Capitalismo para Totós XXXIX - Paz Social
Paz social é o termo utilizado pela direita para mascarar o
conflito permanente entre os interesses de cada classe.
Convém sempre à classe dominante que a classe dominada
não decifre e não compreenda que sofre domínio. Na
prática, também a um ladrão é muito conveniente que a
vítima se julgue a ser amparada em vez de roubada.
A "paz social" não comporta qualquer dimensão de "paz",
pois é apenas o termo utilizado para encobrir uma guerra
sem trincheiras, sem fronteiras, uma guerra enraizada e
sulcada na matriz genética da organização social
capitalista. Uma guerra em que o agressor sabe que agride,
mas que atordoa de tal forma o agredido que este se pensa
protegido pelo seu próprio inimigo.
A "paz social" não é paz. Não é prosperidade, não é
felicidade, não é crescimento, não é progresso. A "paz
social" não é harmonia, não é amizade entre as pessoas,
entre os povos. A "paz social" não é ver as crianças no
jardim e passear nas férias. Não: a "paz social" deles é o
empobrecimento, a infelicidade, o desemprego, o
retrocesso social e civilizacional. A "paz social" deles é
guerra, é roubo, é enriquecimento assimétrico, corrupção.
É não ter como deixar as crianças ir ao jardim porque
entretanto o crime, a prostituição, a toxicodependência
alastram brutalmente. É ficar no desemprego à procura de
biscates porque não há trabalho. É não ir de férias porque
não há dinheiro.
Enquanto tudo isso, a "paz social" deles é também
opulência, lucros, iates, charutos, ferraris, lamborghinis,
jaguares, submarinos, contas em off-shores, banquetes,
sapatos mais caros que a nossa casa, desperdício, luxo.
A "paz social" é tudo isso, desde que tu não protestes. No
dia em que protestas, abres a "guerra" e és um vândalo
criminoso.
A "paz social" é o termo que o capitalismo encontra para
lançar o anátema sobre todos os que lutam, todos os que
protestam. Mussolini fê-lo primeiro, os de hoje seguem-
lhe, fiéis, os passos.
Capitalismo para Totós XL - Eleições
As eleições como base do sistema democrático burguês
representam a operação de ilusionismo mais bem montada
pela classe dominante, criando uma percepção distorcida
sobre o desempenho do poder e sobre as relações sociais.
As eleições burguesas não resultam do conhecimento que
os candidatos têm da realidade concreta e das
preocupações populares e não dependem do
conhecimento concreto que os eleitores detêm sobre os
programas eleitorais e políticos de cada força eleitoral.

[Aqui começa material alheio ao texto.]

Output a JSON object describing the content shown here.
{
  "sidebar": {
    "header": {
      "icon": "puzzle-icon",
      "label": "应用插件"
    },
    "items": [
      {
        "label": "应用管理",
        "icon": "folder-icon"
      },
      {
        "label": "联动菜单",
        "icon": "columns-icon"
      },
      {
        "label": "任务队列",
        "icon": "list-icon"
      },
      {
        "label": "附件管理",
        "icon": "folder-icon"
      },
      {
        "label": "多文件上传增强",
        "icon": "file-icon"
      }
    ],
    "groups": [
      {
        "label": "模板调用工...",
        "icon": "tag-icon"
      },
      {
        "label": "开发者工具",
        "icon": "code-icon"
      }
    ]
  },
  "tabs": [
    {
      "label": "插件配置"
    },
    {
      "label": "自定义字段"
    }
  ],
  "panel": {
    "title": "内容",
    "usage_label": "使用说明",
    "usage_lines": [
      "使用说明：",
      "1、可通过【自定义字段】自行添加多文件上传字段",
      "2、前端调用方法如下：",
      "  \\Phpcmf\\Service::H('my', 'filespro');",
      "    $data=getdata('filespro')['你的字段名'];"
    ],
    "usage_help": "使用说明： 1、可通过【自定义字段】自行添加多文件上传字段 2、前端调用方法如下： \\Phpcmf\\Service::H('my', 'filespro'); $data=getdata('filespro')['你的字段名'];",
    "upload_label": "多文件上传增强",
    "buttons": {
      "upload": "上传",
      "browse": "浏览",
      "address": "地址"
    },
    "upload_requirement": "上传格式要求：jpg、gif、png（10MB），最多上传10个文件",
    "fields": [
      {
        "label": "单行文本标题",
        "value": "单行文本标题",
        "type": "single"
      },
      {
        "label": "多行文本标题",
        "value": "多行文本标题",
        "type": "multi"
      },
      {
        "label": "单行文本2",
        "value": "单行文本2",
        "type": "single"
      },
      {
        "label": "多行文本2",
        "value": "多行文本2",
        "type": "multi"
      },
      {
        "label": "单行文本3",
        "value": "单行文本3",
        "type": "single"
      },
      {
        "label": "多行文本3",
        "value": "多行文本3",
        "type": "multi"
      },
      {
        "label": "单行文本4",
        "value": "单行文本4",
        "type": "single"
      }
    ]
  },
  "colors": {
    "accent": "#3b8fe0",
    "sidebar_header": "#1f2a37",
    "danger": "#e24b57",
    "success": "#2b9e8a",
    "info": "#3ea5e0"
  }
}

Antes pelo contrário, o sucesso das eleições, para o
capitalismo, dependem precisamente do inverso - do
desconhecimento generalizado sobre as propostas de cada
partido e sobre os compromissos de classe de cada força.

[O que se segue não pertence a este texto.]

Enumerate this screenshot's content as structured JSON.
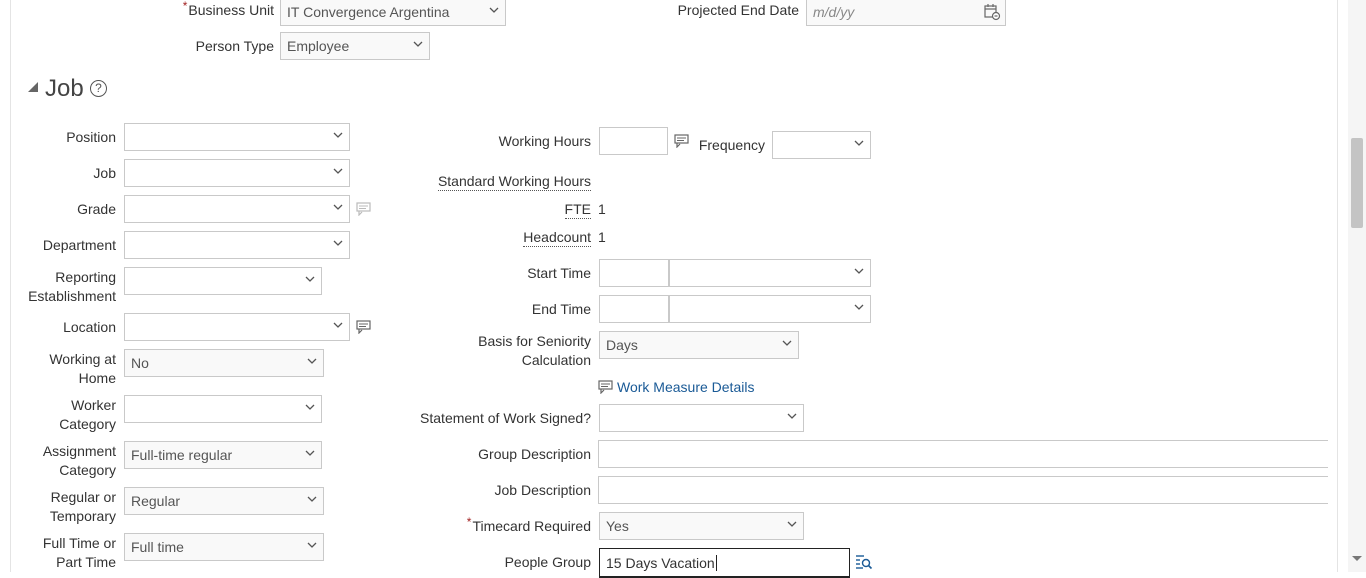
{
  "top": {
    "business_unit_label": "Business Unit",
    "business_unit_value": "IT Convergence Argentina",
    "projected_end_label": "Projected End Date",
    "projected_end_placeholder": "m/d/yy",
    "person_type_label": "Person Type",
    "person_type_value": "Employee"
  },
  "section": {
    "title": "Job",
    "help_glyph": "?"
  },
  "left": {
    "position_label": "Position",
    "job_label": "Job",
    "grade_label": "Grade",
    "department_label": "Department",
    "reporting_label_1": "Reporting",
    "reporting_label_2": "Establishment",
    "location_label": "Location",
    "working_home_label_1": "Working at",
    "working_home_label_2": "Home",
    "working_home_value": "No",
    "worker_cat_label_1": "Worker",
    "worker_cat_label_2": "Category",
    "assignment_cat_label_1": "Assignment",
    "assignment_cat_label_2": "Category",
    "assignment_cat_value": "Full-time regular",
    "regular_temp_label_1": "Regular or",
    "regular_temp_label_2": "Temporary",
    "regular_temp_value": "Regular",
    "fulltime_label_1": "Full Time or",
    "fulltime_label_2": "Part Time",
    "fulltime_value": "Full time"
  },
  "right": {
    "working_hours_label": "Working Hours",
    "frequency_label": "Frequency",
    "std_working_hours_label": "Standard Working Hours",
    "fte_label": "FTE",
    "fte_value": "1",
    "headcount_label": "Headcount",
    "headcount_value": "1",
    "start_time_label": "Start Time",
    "end_time_label": "End Time",
    "seniority_label_1": "Basis for Seniority",
    "seniority_label_2": "Calculation",
    "seniority_value": "Days",
    "work_measure_link": "Work Measure Details",
    "sow_label": "Statement of Work Signed?",
    "group_desc_label": "Group Description",
    "job_desc_label": "Job Description",
    "timecard_label": "Timecard Required",
    "timecard_value": "Yes",
    "people_group_label": "People Group",
    "people_group_value": "15 Days Vacation"
  },
  "icons": {
    "calendar": "calendar-icon",
    "chevron": "chevron-down-icon",
    "details": "details-icon",
    "search": "search-list-icon"
  },
  "colors": {
    "link": "#1a5a96",
    "required": "#a32323"
  }
}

No essencial, as eleições são a máscara democrática de
uma ditadura económica de classe que mantém intocadas
as relações sociais, eleições após eleições, criando
inclusivamente sistemas em que todos os partidos e forças
eleitorais representam os mesmos interesses, apesar das
siglas ou designações que adoptam, eliminando na prática
a liberdade de escolha teórica.
Num sistema burguês, as eleições são o alfa e o ómega da
democracia, enquanto os seus resultados foram favoráveis
à classe dominante. Quando deixam de ser, e casos os há e
houve, então o sistema eleitoral rapidamente se converte
numa insuficiência e numa falha dos sistemas e
rapidamente se resolve repor a ordem democrática das
formas possíveis, seja pela bomba, seja pela finança.

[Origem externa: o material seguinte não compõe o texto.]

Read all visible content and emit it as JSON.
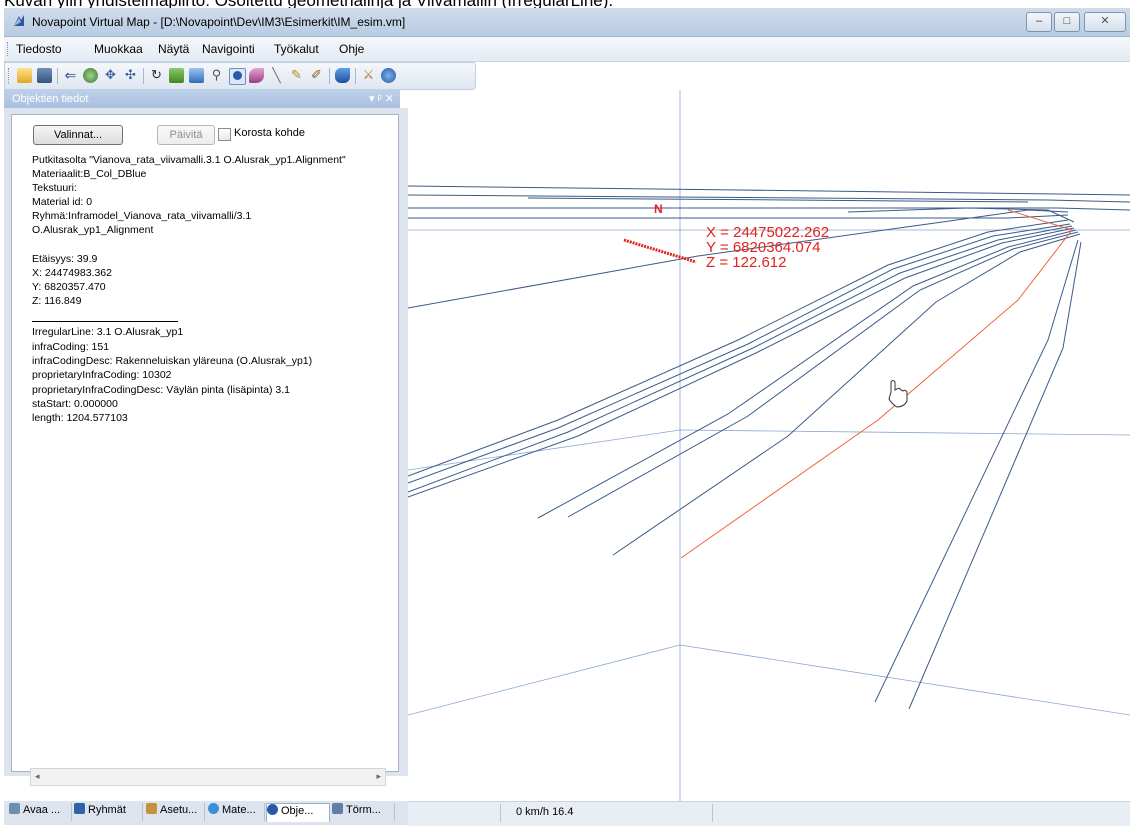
{
  "caption": "Kuvan ylin yhdistelmäpiirto: Osoitettu geometrialinja ja Viivamallin (IrregularLine).",
  "window": {
    "title": "Novapoint Virtual Map - [D:\\Novapoint\\Dev\\IM3\\Esimerkit\\IM_esim.vm]",
    "controls": {
      "minimize": "–",
      "maximize": "□",
      "close": "✕"
    }
  },
  "menu": [
    "Tiedosto",
    "Muokkaa",
    "Näytä",
    "Navigointi",
    "Työkalut",
    "Ohje"
  ],
  "toolbar": {
    "icons": [
      "open-folder-icon",
      "map-icon",
      "back-arrow-icon",
      "globe-icon",
      "move-icon",
      "pan-icon",
      "rotate-icon",
      "fly-icon",
      "layer-icon",
      "zoom-icon",
      "object-info-icon",
      "paint-icon",
      "line-icon",
      "pen-icon",
      "brush-icon",
      "pointer-icon",
      "measure-icon",
      "help-icon"
    ]
  },
  "panel": {
    "title": "Objektien tiedot",
    "controls": "▾ ᵖ ✕",
    "valinnat_label": "Valinnat...",
    "paivita_label": "Päivitä",
    "korosta_label": "Korosta kohde",
    "info_lines": [
      "Putkitasolta \"Vianova_rata_viivamalli.3.1 O.Alusrak_yp1.Alignment\"",
      "Materiaalit:B_Col_DBlue",
      "Tekstuuri:",
      "Material id: 0",
      "Ryhmä:Inframodel_Vianova_rata_viivamalli/3.1",
      "O.Alusrak_yp1_Alignment",
      "",
      "Etäisyys:    39.9",
      "X: 24474983.362",
      "Y: 6820357.470",
      "Z: 116.849"
    ],
    "irregular_lines": [
      "IrregularLine: 3.1 O.Alusrak_yp1",
      " infraCoding: 151",
      " infraCodingDesc: Rakenneluiskan yläreuna (O.Alusrak_yp1)",
      " proprietaryInfraCoding: 10302",
      " proprietaryInfraCodingDesc: Väylän pinta (lisäpinta) 3.1",
      " staStart: 0.000000",
      " length: 1204.577103"
    ]
  },
  "tabs": [
    "Avaa ...",
    "Ryhmät",
    "Asetu...",
    "Mate...",
    "Obje...",
    "Törm..."
  ],
  "status": {
    "speed": "0 km/h  16.4"
  },
  "viewport": {
    "north": "N",
    "coords": [
      "X = 24475022.262",
      "Y = 6820364.074",
      "Z = 122.612"
    ],
    "colors": {
      "line": "#3b5a8a",
      "highlight": "#f0643a",
      "axis": "#8aa7cf",
      "marker": "#e2221d"
    }
  }
}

Portanto, no essencial, as eleições não são um mal em si
mesmas, mas a forma como decorrem ilustra bem a
fragilidade da democracia formal burguesa e desmontam
bem o próprio conceito de democracia. A democracia será
plena quando à escolha dos protagonistas corresponder
uma consciente escolha de políticas e apenas e só, quando
os escolhidos forem acompanhados no desempenho do
poder por todos os que nele queiram participar, elevando
o exercício do poder a popular, democratizado na escolha e
na política, democratizado na teoria e na prática.
Enquanto as eleições forem uma festa mediática, uma
novela irracional, uma disputa de bandeirinhas e slogans,
um desfile de vaidades e mentiras, o povo limita-se a
escolher quem o engana melhor. Isso pode ser uma
eleição, mas não é uma democracia consciente.